Hence, we can apply the same logic here, and thus, our required area = $|\int\limits_{x=a}^{x=b}{f(x)dx|=|\int\limits_{x=0}^{x=1}{f(x)dx}}|$
In our case, our $f(x)={{\log }_{e}}x$, and hence, substituting, we get :
$|\int\limits_{x=0}^{x=1}{{{\log }_{e}}xdx|=}|\int\limits_{x=0}^{x=1}{\ln xdx|}$
Now, to solve this integral, we need to apply the rule of integration by parts.
In this rule, when we have a function that is made by the multiplication of two other functions, we can assign one function as function (I) and the other as function (II).
Then, the integral becomes :
\[\int\limits_{a}^{b}{f(x).g(x)dx=}\int\limits_{a}^{b}{\overset{I}{\mathop{f(x)}}\,.\overset{II}{\mathop{g(x)}}\,dx=}[f(x)\int{g(x)dx]_{a}^{b}-\int\limits_{a}^{b}{\dfrac{df(x)}{dx}.\int{g(x)dx)}}}dx\]

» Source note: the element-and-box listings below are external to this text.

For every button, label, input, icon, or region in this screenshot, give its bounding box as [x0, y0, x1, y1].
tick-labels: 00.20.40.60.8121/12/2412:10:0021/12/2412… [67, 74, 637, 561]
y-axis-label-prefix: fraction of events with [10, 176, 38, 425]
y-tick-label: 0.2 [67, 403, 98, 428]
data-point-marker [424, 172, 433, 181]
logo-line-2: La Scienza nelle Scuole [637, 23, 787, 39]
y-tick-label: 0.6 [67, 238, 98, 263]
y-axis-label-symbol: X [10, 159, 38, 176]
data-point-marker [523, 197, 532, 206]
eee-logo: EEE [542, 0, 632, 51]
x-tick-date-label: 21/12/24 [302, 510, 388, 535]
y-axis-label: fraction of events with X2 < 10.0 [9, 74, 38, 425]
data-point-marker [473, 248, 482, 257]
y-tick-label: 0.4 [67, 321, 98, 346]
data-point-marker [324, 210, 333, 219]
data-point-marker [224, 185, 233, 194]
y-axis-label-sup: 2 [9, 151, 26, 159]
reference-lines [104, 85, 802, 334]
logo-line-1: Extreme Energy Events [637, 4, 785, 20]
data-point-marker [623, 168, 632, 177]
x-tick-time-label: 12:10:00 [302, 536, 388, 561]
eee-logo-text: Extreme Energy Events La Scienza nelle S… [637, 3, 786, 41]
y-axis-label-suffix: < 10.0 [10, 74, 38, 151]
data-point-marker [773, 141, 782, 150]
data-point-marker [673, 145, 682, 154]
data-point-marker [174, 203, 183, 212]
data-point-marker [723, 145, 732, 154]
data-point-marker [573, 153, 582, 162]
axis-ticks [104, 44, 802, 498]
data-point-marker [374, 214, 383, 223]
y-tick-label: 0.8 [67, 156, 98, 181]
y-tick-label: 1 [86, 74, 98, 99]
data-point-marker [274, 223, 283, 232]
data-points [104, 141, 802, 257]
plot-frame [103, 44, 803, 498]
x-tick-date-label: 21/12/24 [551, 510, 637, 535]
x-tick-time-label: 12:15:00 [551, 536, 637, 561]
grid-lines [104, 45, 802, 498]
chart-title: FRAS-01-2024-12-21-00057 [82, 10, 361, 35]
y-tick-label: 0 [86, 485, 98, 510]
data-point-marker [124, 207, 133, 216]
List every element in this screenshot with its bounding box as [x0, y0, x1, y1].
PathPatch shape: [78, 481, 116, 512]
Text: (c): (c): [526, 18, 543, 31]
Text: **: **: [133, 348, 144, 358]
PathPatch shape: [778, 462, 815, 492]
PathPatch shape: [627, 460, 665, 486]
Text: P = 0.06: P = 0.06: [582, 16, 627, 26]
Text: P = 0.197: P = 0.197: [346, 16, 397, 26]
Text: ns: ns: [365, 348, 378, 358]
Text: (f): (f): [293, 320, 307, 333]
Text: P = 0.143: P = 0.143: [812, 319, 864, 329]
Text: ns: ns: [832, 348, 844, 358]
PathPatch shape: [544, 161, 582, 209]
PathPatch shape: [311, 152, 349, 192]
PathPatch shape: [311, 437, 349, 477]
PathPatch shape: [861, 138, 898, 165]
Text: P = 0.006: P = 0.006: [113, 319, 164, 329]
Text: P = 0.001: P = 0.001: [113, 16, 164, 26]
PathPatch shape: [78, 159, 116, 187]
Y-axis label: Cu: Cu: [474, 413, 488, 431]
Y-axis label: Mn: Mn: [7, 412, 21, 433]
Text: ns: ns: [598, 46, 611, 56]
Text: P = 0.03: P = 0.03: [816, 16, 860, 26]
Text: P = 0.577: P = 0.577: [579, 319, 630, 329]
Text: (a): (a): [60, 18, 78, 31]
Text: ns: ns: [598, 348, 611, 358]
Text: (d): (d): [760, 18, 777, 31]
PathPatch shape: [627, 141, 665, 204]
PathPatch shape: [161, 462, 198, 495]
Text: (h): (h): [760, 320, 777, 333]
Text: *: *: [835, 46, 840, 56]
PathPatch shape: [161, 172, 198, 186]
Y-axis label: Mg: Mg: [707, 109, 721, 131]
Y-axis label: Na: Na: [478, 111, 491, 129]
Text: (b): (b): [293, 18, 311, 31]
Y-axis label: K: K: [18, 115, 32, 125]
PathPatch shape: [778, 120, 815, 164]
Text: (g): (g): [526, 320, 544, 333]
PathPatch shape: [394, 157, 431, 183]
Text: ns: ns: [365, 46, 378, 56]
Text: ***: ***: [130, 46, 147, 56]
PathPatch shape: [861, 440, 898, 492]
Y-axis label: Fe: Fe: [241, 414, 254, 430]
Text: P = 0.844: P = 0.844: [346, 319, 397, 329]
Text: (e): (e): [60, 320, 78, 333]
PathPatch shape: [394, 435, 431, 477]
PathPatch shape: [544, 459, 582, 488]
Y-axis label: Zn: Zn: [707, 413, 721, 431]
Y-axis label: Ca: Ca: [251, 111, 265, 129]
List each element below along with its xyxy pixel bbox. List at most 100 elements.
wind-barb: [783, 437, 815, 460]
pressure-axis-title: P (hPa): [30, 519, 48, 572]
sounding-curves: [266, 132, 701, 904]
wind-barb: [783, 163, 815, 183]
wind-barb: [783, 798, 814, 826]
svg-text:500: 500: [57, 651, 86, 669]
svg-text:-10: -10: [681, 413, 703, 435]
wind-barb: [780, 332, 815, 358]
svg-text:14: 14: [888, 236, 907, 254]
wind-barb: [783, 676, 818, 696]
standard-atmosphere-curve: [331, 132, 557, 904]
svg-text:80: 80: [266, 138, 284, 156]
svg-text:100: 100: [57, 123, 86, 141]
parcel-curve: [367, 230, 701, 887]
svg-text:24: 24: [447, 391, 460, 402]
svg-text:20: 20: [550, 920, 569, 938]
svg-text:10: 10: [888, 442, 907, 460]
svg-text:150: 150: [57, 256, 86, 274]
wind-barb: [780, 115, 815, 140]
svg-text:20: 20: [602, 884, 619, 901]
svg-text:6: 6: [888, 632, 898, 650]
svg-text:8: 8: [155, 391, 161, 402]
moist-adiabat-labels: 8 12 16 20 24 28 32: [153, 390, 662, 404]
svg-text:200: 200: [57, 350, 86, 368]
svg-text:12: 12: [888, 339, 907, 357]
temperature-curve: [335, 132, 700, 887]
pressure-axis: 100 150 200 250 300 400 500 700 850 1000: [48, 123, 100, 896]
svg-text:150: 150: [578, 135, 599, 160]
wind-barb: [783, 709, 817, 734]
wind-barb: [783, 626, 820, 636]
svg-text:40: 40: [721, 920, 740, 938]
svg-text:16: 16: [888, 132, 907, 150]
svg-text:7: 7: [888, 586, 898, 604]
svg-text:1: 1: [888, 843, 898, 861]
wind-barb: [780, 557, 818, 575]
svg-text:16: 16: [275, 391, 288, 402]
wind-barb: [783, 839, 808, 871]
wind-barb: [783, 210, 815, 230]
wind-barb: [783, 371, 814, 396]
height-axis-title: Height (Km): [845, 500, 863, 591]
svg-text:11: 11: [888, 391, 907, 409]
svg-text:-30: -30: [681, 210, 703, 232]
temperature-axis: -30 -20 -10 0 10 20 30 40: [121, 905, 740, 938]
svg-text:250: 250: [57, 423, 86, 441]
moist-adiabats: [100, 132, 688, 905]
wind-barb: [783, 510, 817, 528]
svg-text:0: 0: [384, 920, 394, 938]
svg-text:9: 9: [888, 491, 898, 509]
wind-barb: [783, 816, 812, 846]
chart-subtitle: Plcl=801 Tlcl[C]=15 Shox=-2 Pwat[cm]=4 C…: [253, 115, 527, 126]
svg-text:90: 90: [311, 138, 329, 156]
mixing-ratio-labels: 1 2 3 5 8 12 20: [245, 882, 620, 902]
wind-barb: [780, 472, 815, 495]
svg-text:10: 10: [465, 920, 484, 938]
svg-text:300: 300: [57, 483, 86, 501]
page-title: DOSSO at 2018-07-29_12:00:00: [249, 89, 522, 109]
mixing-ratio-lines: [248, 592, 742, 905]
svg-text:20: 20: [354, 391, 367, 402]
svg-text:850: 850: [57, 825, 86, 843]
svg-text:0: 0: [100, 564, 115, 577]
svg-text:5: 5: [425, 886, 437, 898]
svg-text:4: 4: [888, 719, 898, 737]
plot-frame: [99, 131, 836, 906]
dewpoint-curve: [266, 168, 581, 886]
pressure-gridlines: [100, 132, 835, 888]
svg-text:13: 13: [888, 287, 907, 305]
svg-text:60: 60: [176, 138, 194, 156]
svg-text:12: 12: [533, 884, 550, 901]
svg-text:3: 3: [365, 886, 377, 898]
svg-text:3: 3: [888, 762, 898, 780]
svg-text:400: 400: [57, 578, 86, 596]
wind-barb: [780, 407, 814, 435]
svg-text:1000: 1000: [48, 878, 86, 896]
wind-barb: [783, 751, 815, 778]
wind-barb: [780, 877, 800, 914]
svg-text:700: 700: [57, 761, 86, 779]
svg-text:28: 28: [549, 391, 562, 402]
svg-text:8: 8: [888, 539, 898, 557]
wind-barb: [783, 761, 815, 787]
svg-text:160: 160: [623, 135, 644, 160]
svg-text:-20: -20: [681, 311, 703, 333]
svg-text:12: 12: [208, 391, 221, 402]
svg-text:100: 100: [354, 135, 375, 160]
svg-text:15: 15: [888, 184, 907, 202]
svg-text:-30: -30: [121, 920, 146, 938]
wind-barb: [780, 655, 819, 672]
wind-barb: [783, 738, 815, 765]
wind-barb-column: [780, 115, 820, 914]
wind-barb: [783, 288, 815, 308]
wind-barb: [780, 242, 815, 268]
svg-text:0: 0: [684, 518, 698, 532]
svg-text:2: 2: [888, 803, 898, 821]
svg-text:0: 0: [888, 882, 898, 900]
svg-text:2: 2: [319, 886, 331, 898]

Here, we assume $f(x)$ as function (I) and $g(x)$ as function (II). And thus, this formula depends on which function you choose as (I) and which one as (II).
For this question, let’s consider $f(x).g(x)={{\log }_{e}}x=\ln x$
Now, to apply integration by parts, we need to select the first function and second function respectively. Let’s consider $\ln x$ as the first function, and 1 as the second function. This is done because after all, $\ln x=1.\ln x$.
Thus, applying the formula of integration by parts, we get :
$\begin{align}
  & \int\limits_{x=0}^{x=1}{\overset{II}{\mathop{1}}\,.\overset{I}{\mathop{\ln x}}\,dx}=([\ln x].\int{1dx})_{0}^{1}-\int\limits_{0}^{1}{(\dfrac{d(\ln x)}{dx}.\int{1dx)dx}} \\
 & =(x\ln x)_{0}^{1}-\int\limits_{0}^{1}{\dfrac{1}{x}.xdx} \\
 & =[0-0]-(x)_{0}^{1} \\
 & =-(1-0)=-1 \\
\end{align}$
Thus, we have the value of $\int\limits_{x=0}^{x=1}{\ln xdx=-1}$. However, we have been asked for the area enclosed by the graph of $\ln x$, and the area can never be negative. So, we have to take the modulus of this value, which will be $|\int\limits_{x=0}^{x=1}{\ln xdx|=|-1|=1}$.
Hence, the area is option a, 1.
option (a) is Correct.

Note: You might get confused regarding when to take the modulus of the integral and when to not take the integral. In this question we were asked for an area that is all negative, so it was safe to put the modulus over the entire integral. However, when we are asked to find the area of a graph that lies both in the positive $y$ as well as the negative $y$ region, we have to break the integral at the points where the function changes its value from negative to positive and vice versa. This is done because while calculating the integral, we’ll get a negative value for the area that lies below the $y$ axis. But, we have to carefully take the modulus of the negative area, since area can never be negative, and the total area can only be the sum of the areas of the required regions, immaterial of whether they lie in the positive $y$ or the negative $y$ region. Therefore, you should be very careful about the modulus, and break the function at the places when the function’s value changes from positive to negative or the other way round.